Unabhängiges Portocristo?
— Ich sehe das anders. Die Menschen in Manacor und Portocristo sind im Grunde gleich; manche leben in dem einen Ort, haben aber auch in dem anderen ein Zuhause, sie arbeiten in beiden Städten, und ihre Geschäfte sind dieselben. Portocristo braucht eine gute Vertretung, die sich um die Belange der Stadt kümmert, und der Bezirksrat, der nur Zeit verschwendet, sollte abgeschafft werden. Ich glaube an die Einheit der Bürger, nicht an deren Spaltung.
Was wären Ihre ersten Maßnahmen als Bürgermeister?
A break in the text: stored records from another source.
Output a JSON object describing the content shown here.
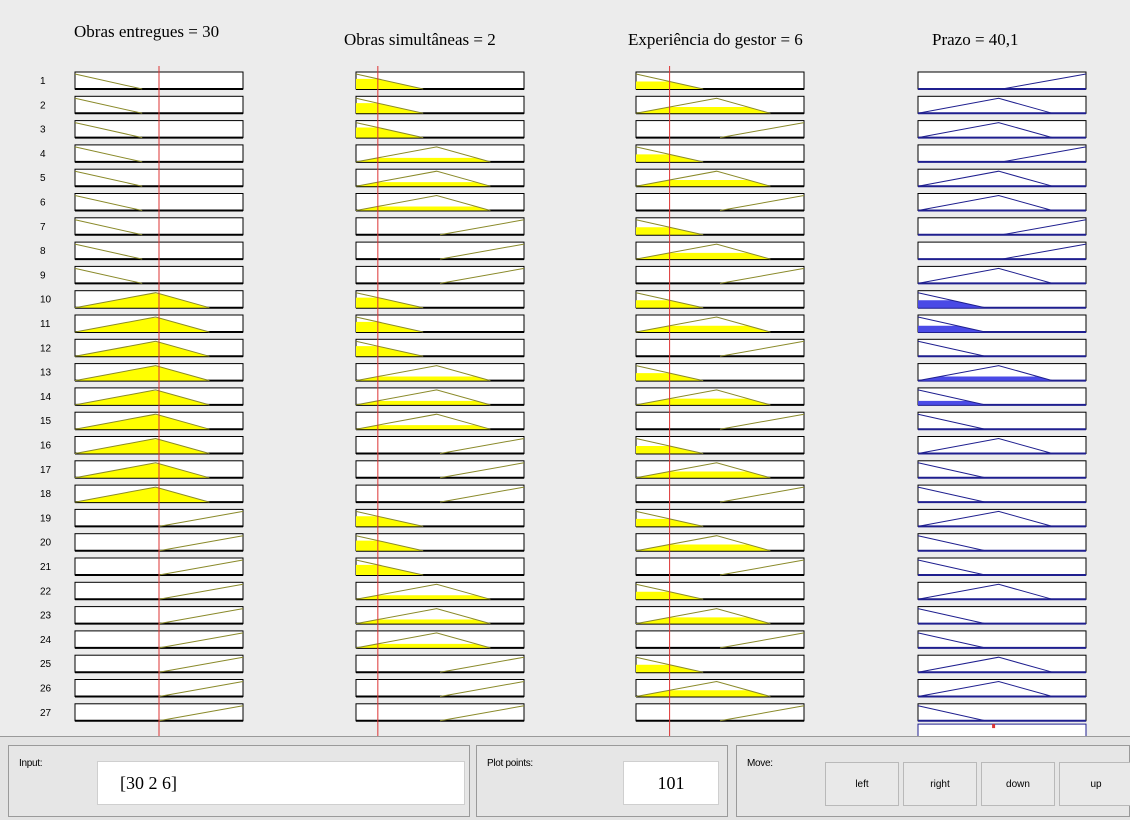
{
  "titles": [
    "Obras entregues = 30",
    "Obras simultâneas = 2",
    "Experiência do gestor = 6",
    "Prazo = 40,1"
  ],
  "rule_numbers": [
    "1",
    "2",
    "3",
    "4",
    "5",
    "6",
    "7",
    "8",
    "9",
    "10",
    "11",
    "12",
    "13",
    "14",
    "15",
    "16",
    "17",
    "18",
    "19",
    "20",
    "21",
    "22",
    "23",
    "24",
    "25",
    "26",
    "27"
  ],
  "rules": [
    [
      0,
      0,
      0,
      2
    ],
    [
      0,
      0,
      1,
      1
    ],
    [
      0,
      0,
      2,
      1
    ],
    [
      0,
      1,
      0,
      2
    ],
    [
      0,
      1,
      1,
      1
    ],
    [
      0,
      1,
      2,
      1
    ],
    [
      0,
      2,
      0,
      2
    ],
    [
      0,
      2,
      1,
      2
    ],
    [
      0,
      2,
      2,
      1
    ],
    [
      1,
      0,
      0,
      0
    ],
    [
      1,
      0,
      1,
      0
    ],
    [
      1,
      0,
      2,
      0
    ],
    [
      1,
      1,
      0,
      1
    ],
    [
      1,
      1,
      1,
      0
    ],
    [
      1,
      1,
      2,
      0
    ],
    [
      1,
      2,
      0,
      1
    ],
    [
      1,
      2,
      1,
      0
    ],
    [
      1,
      2,
      2,
      0
    ],
    [
      2,
      0,
      0,
      1
    ],
    [
      2,
      0,
      1,
      0
    ],
    [
      2,
      0,
      2,
      0
    ],
    [
      2,
      1,
      0,
      1
    ],
    [
      2,
      1,
      1,
      0
    ],
    [
      2,
      1,
      2,
      0
    ],
    [
      2,
      2,
      0,
      1
    ],
    [
      2,
      2,
      1,
      1
    ],
    [
      2,
      2,
      2,
      0
    ]
  ],
  "input_values": [
    30,
    2,
    6
  ],
  "output_value": 40.1,
  "colors": {
    "input_fill": "#ffff00",
    "input_line": "#8a8a2a",
    "output_fill": "#4a4ae6",
    "output_line": "#1f1f8f",
    "index_line": "#dd3333"
  },
  "bottom": {
    "input_label": "Input:",
    "input_value": "[30 2 6]",
    "plot_label": "Plot points:",
    "plot_value": "101",
    "move_label": "Move:",
    "buttons": [
      "left",
      "right",
      "down",
      "up"
    ]
  }
}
— Alle Straßen und Wege in Foravila müssen ordnungsgemäß repariert werden. Und wenn grundlegende Dienstleistungen nicht funktionieren, sollten diese vom Stadtrat übernommen werden.
Und wie werden wir die bereits dort befindlichen, nicht registrierten Einwanderer los?
— Diejenigen, die bereits hier sind, könnten legalisiert werden… aber wir können keine weiteren aufnehmen. Wir können ihnen Arbeitsmöglichkeiten anbieten, aber ich bestehe darauf, dass sie keine Hilfe oder Privilegien erhalten, die wir nicht selbst haben.